PART-1. Read and try to understand
be-fullstack-TDD
Test Driven Development (TDD) - is a software development process that relies on the repetition of a very short development cycle: requirements are turned into very specific test cases, then the software is improved to pass the new tests, only.
Dear bratishka or sestrenka, We hope you have some knowledge about classmethods, staticmethods, property. In any case, these are small explanations on these topics.
Classmethod: The @classmethod decorator, is a builtin function decorator that is an expression that gets evaluated after your function is defined. The result of that evaluation shadows your function definition. A class method receives the class as implicit first argument, just like an instance method receives the instance Syntax: class C(object): @classmethod def fun(cls, arg1, arg2, ...): .... fun: function that needs to be converted into a class method returns: a class method for function. -A class method is a method which is bound to the class and not the object of the class. -They have the access to the state of the class as it takes a class parameter that points to the class and not the object instance. -It can modify a class state that would apply across all the instances of the class. For example it can modify a class variable that will be applicable to all the instances
Staticmethod: A static method does not receive an implicit first argument. Syntax:
class C(object):
@staticmethod
def fun(arg1, arg2, ...):
...
returns: a static method for function fun.
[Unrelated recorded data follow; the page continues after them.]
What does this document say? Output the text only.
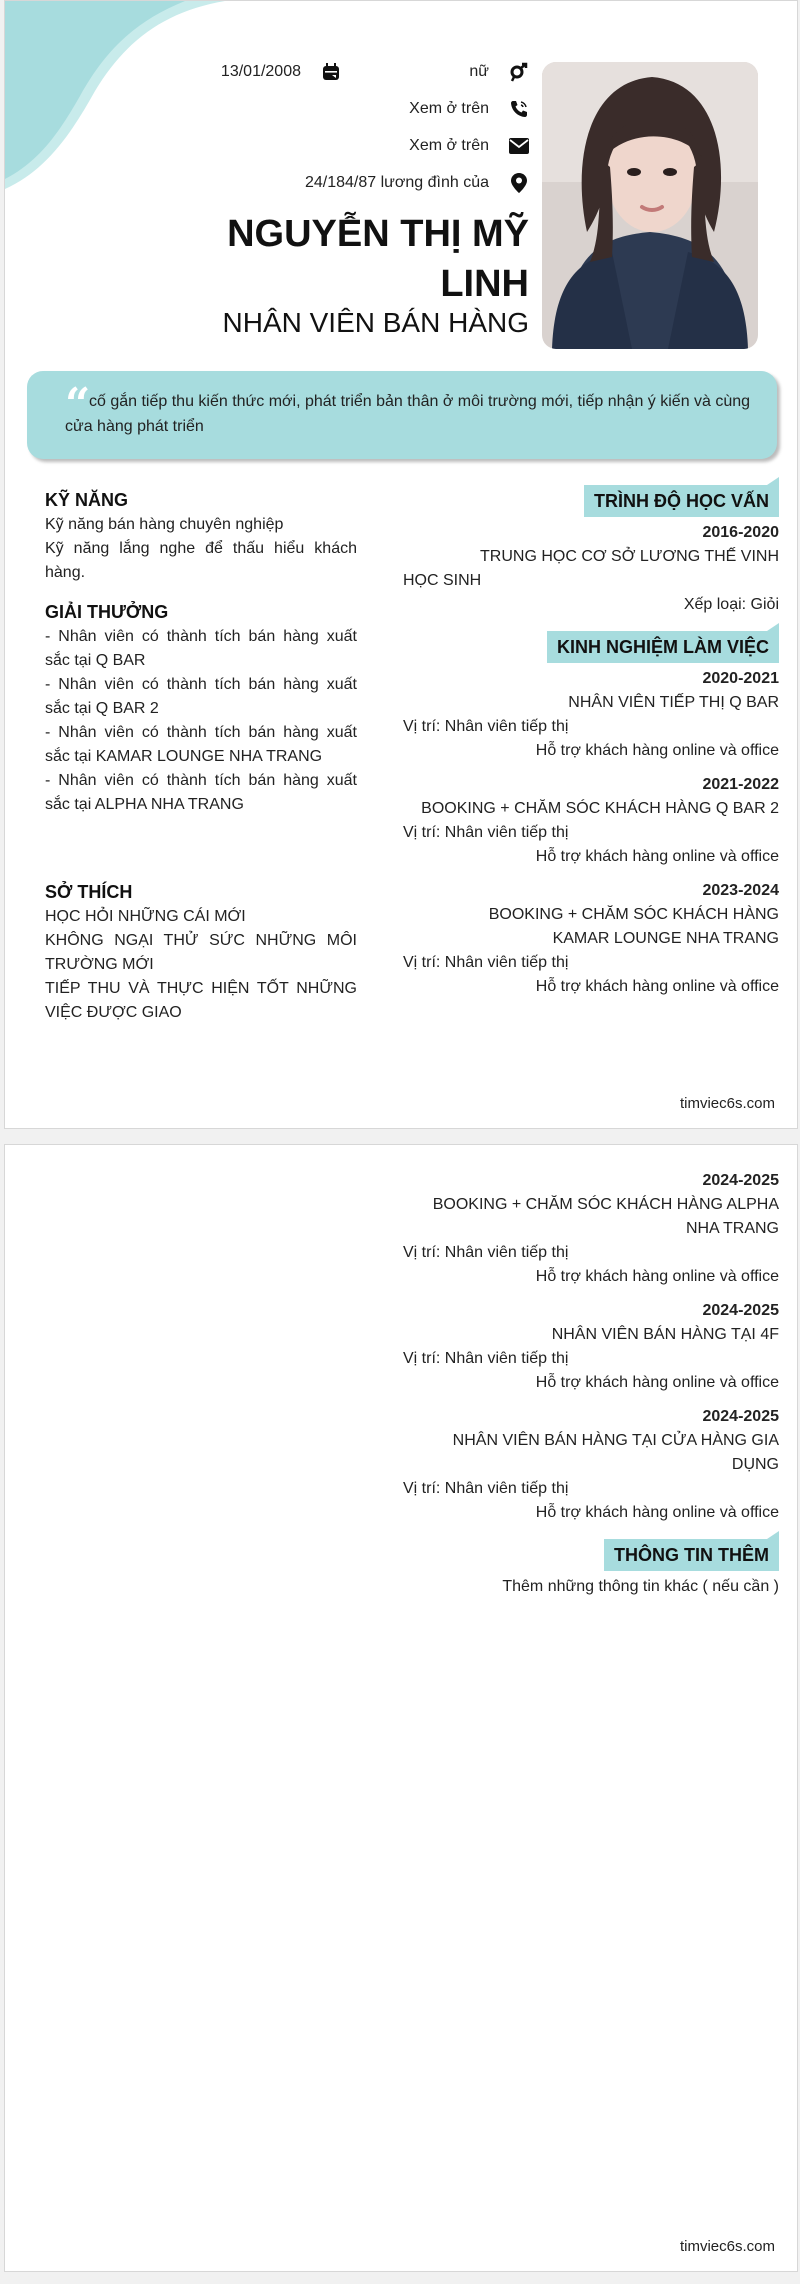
13/01/2008	nữ
Xem ở trên
Xem ở trên
24/184/87 lương đình của
NGUYỄN THỊ MỸ LINH
NHÂN VIÊN BÁN HÀNG
“
cố gắn tiếp thu kiến thức mới, phát triển bản thân ở môi trường mới, tiếp nhận ý kiến và cùng cửa hàng phát triển
KỸ NĂNG
Kỹ năng bán hàng chuyên nghiệp
Kỹ năng lắng nghe để thấu hiểu khách hàng.
GIẢI THƯỞNG
- Nhân viên có thành tích bán hàng xuất sắc tại Q BAR
- Nhân viên có thành tích bán hàng xuất sắc tại Q BAR 2
- Nhân viên có thành tích bán hàng xuất sắc tại KAMAR LOUNGE NHA TRANG
- Nhân viên có thành tích bán hàng xuất sắc tại ALPHA NHA TRANG
SỞ THÍCH
HỌC HỎI NHỮNG CÁI MỚI
KHÔNG NGẠI THỬ SỨC NHỮNG MÔI TRƯỜNG MỚI
TIẾP THU VÀ THỰC HIỆN TỐT NHỮNG VIỆC ĐƯỢC GIAO
TRÌNH ĐỘ HỌC VẤN
2016-2020
TRUNG HỌC CƠ SỞ LƯƠNG THẾ VINH
HỌC SINH
Xếp loại: Giỏi
KINH NGHIỆM LÀM VIỆC
2020-2021
NHÂN VIÊN TIẾP THỊ Q BAR
Vị trí: Nhân viên tiếp thị
Hỗ trợ khách hàng online và office
2021-2022
BOOKING + CHĂM SÓC KHÁCH HÀNG Q BAR 2
Vị trí: Nhân viên tiếp thị
Hỗ trợ khách hàng online và office
2023-2024
BOOKING + CHĂM SÓC KHÁCH HÀNG KAMAR LOUNGE NHA TRANG
Vị trí: Nhân viên tiếp thị
Hỗ trợ khách hàng online và office
timviec6s.com
2024-2025
BOOKING + CHĂM SÓC KHÁCH HÀNG ALPHA NHA TRANG
Vị trí: Nhân viên tiếp thị
Hỗ trợ khách hàng online và office
2024-2025
NHÂN VIÊN BÁN HÀNG TẠI 4F
Vị trí: Nhân viên tiếp thị
Hỗ trợ khách hàng online và office
2024-2025
NHÂN VIÊN BÁN HÀNG TẠI CỬA HÀNG GIA DỤNG
Vị trí: Nhân viên tiếp thị
Hỗ trợ khách hàng online và office
THÔNG TIN THÊM
Thêm những thông tin khác ( nếu cần )
timviec6s.com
-A static method is also a method which is bound to the class and not the object of the class.
-A static method can’t access or modify class state.
-It is present in a class because it makes sense for the method to be present in class.
Property: Getters and setters are used in many object oriented programming languages to ensure the principle of data encapsulation(is seen as the bundling of data with the methods that operate on these data.) These methods are of course the getter for retrieving the data and the setter for changing the data. According to this principle, the attributes of a class are made private to hide and protect them from other code. @property is basically a pythonic way to use getters and setters. Python has a great concept called property which makes the life of an object-oriented programmer much simpler.
P.S. Don't be upset, if not everything is clear. Google will help you
PART-2. Hard work:)
1. Look at the file classmethods.py.
2. To follow TDD the first thing you have to do is to write tests for the given functions.
Fortunately for you I've already created tests. (look at the file tests/test_classmethods.py)
3. Run tests for classmethods functions:
`python3 -m unittest tests/test_classmethods.py`
You will see that it ran 1 test and all of them FAILED (failures=1).
4. Now, complete that functions in classmethods.py.
5. Run tests (step 3) and all of them should be passed.
6. Compare your answer with mine located in answers/classmethods.py.
7. Commit and push your changes.
8. Do all the same for staticmethods and property.